This morning was difficult for me. My eldest drove my youngest to school. Sounds simple? Well for me two of the MOST important things in my life were going together in a tin can that anyone could just crash into at anytime. Melodramatic? Totally. But what can I do? They are my babies. Learning to live with this kind of worry is hard.
I always wear my emotions on my sleeve so to speak. No-one ever has to ask how I am, it’s written all over my face, and my daughters the same! So this morning as they got into the little van and tottled off down the lane I stood there wet faced. Where have the years gone?
It’s very hard to watch them grow and make their own choices. Yesterday I watched my daughter fall on her head from her pony. But she got up delighted with herself, because she had done so well until then. But my heart genuinely stopped.

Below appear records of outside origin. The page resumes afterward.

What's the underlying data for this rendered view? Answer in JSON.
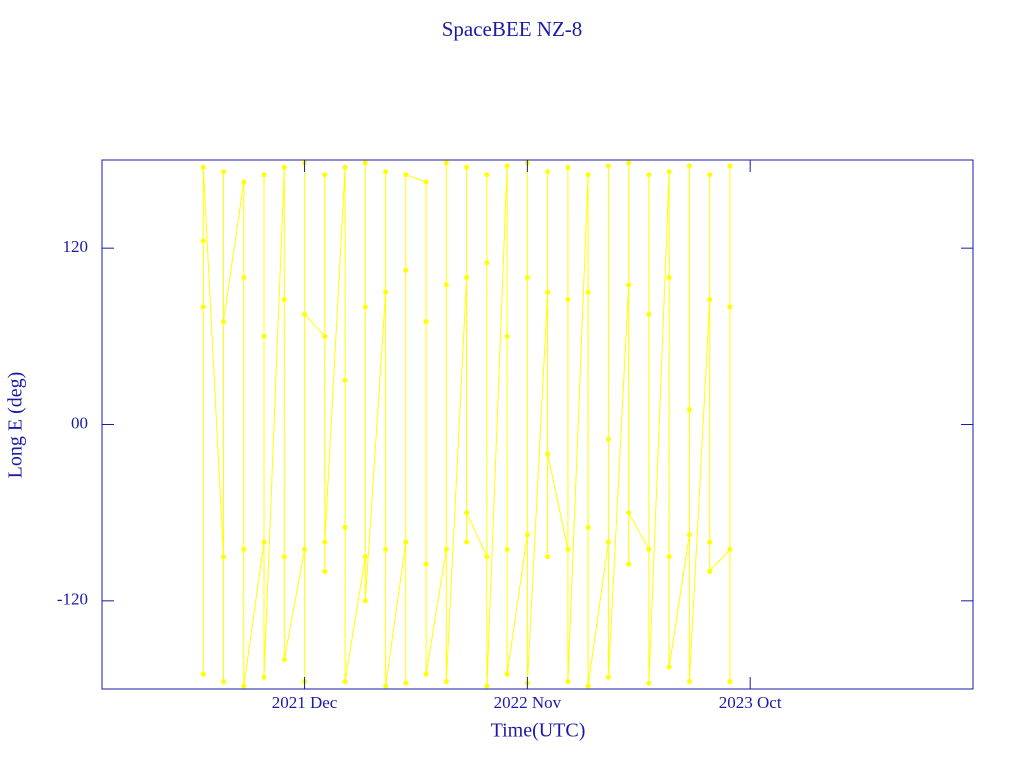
{
  "chart_data": {
    "type": "line",
    "title": "SpaceBEE NZ-8",
    "xlabel": "Time(UTC)",
    "ylabel": "Long E (deg)",
    "color": "#ffff00",
    "xlim": [
      "2021-02",
      "2024-09"
    ],
    "xticks": [
      {
        "value": "2021-12",
        "label": "2021 Dec"
      },
      {
        "value": "2022-11",
        "label": "2022 Nov"
      },
      {
        "value": "2023-10",
        "label": "2023 Oct"
      }
    ],
    "ylim": [
      -180,
      180
    ],
    "yticks": [
      -120,
      {
        "value": 0,
        "label": "00"
      },
      120
    ],
    "x": [
      "2021-07",
      "2021-07",
      "2021-07",
      "2021-07",
      "2021-08",
      "2021-08",
      "2021-08",
      "2021-08",
      "2021-09",
      "2021-09",
      "2021-09",
      "2021-09",
      "2021-10",
      "2021-10",
      "2021-10",
      "2021-10",
      "2021-11",
      "2021-11",
      "2021-11",
      "2021-11",
      "2021-12",
      "2021-12",
      "2021-12",
      "2021-12",
      "2022-01",
      "2022-01",
      "2022-01",
      "2022-01",
      "2022-02",
      "2022-02",
      "2022-02",
      "2022-02",
      "2022-03",
      "2022-03",
      "2022-03",
      "2022-03",
      "2022-04",
      "2022-04",
      "2022-04",
      "2022-04",
      "2022-05",
      "2022-05",
      "2022-05",
      "2022-05",
      "2022-06",
      "2022-06",
      "2022-06",
      "2022-06",
      "2022-07",
      "2022-07",
      "2022-07",
      "2022-07",
      "2022-08",
      "2022-08",
      "2022-08",
      "2022-08",
      "2022-09",
      "2022-09",
      "2022-09",
      "2022-09",
      "2022-10",
      "2022-10",
      "2022-10",
      "2022-10",
      "2022-11",
      "2022-11",
      "2022-11",
      "2022-11",
      "2022-12",
      "2022-12",
      "2022-12",
      "2022-12",
      "2023-01",
      "2023-01",
      "2023-01",
      "2023-01",
      "2023-02",
      "2023-02",
      "2023-02",
      "2023-02",
      "2023-03",
      "2023-03",
      "2023-03",
      "2023-03",
      "2023-04",
      "2023-04",
      "2023-04",
      "2023-04",
      "2023-05",
      "2023-05",
      "2023-05",
      "2023-05",
      "2023-06",
      "2023-06",
      "2023-06",
      "2023-06",
      "2023-07",
      "2023-07",
      "2023-07",
      "2023-07",
      "2023-08",
      "2023-08",
      "2023-08",
      "2023-08",
      "2023-09",
      "2023-09",
      "2023-09",
      "2023-09"
    ],
    "values": [
      125,
      80,
      -170,
      175,
      -90,
      172,
      -175,
      70,
      165,
      -85,
      100,
      -178,
      -80,
      170,
      60,
      -172,
      175,
      -90,
      85,
      -160,
      -85,
      178,
      -175,
      75,
      60,
      -100,
      170,
      -80,
      175,
      -70,
      30,
      -175,
      -90,
      178,
      80,
      -120,
      90,
      -85,
      172,
      -178,
      -80,
      105,
      -176,
      170,
      165,
      -95,
      70,
      -170,
      -85,
      178,
      95,
      -175,
      100,
      -80,
      175,
      -60,
      -90,
      170,
      110,
      -178,
      176,
      -85,
      60,
      -170,
      -75,
      178,
      100,
      -176,
      90,
      -90,
      172,
      -20,
      -85,
      175,
      85,
      -175,
      170,
      -70,
      90,
      -178,
      -80,
      176,
      -10,
      -172,
      95,
      -95,
      178,
      -60,
      -85,
      170,
      75,
      -176,
      172,
      -90,
      100,
      -165,
      -75,
      176,
      10,
      -175,
      85,
      -80,
      170,
      -100,
      -85,
      176,
      80,
      -175
    ]
  }
}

The same with the driving. And the eldest is a better driver than me, hands down. But as they disappear out of sight, you know, and for one of the first times, you really have absolutely no control over what happens to them. And that’s really hard. And yes, the two words “control freak” springs to mind. But I’ve spent the guts of 17 & 13 years keeping them safe, so old habits die hard.
And yes, I did get a text saying they had arrived in one piece. Eventually. After I had texted to check. Hmmm. It looks like they weren’t as concerned as I was. Which is probably a good thing. Soon it will become the norm, and I hope I will worry less. But until then, the grey hair will be a bit more prominent, and the worry lines will be a little deeper.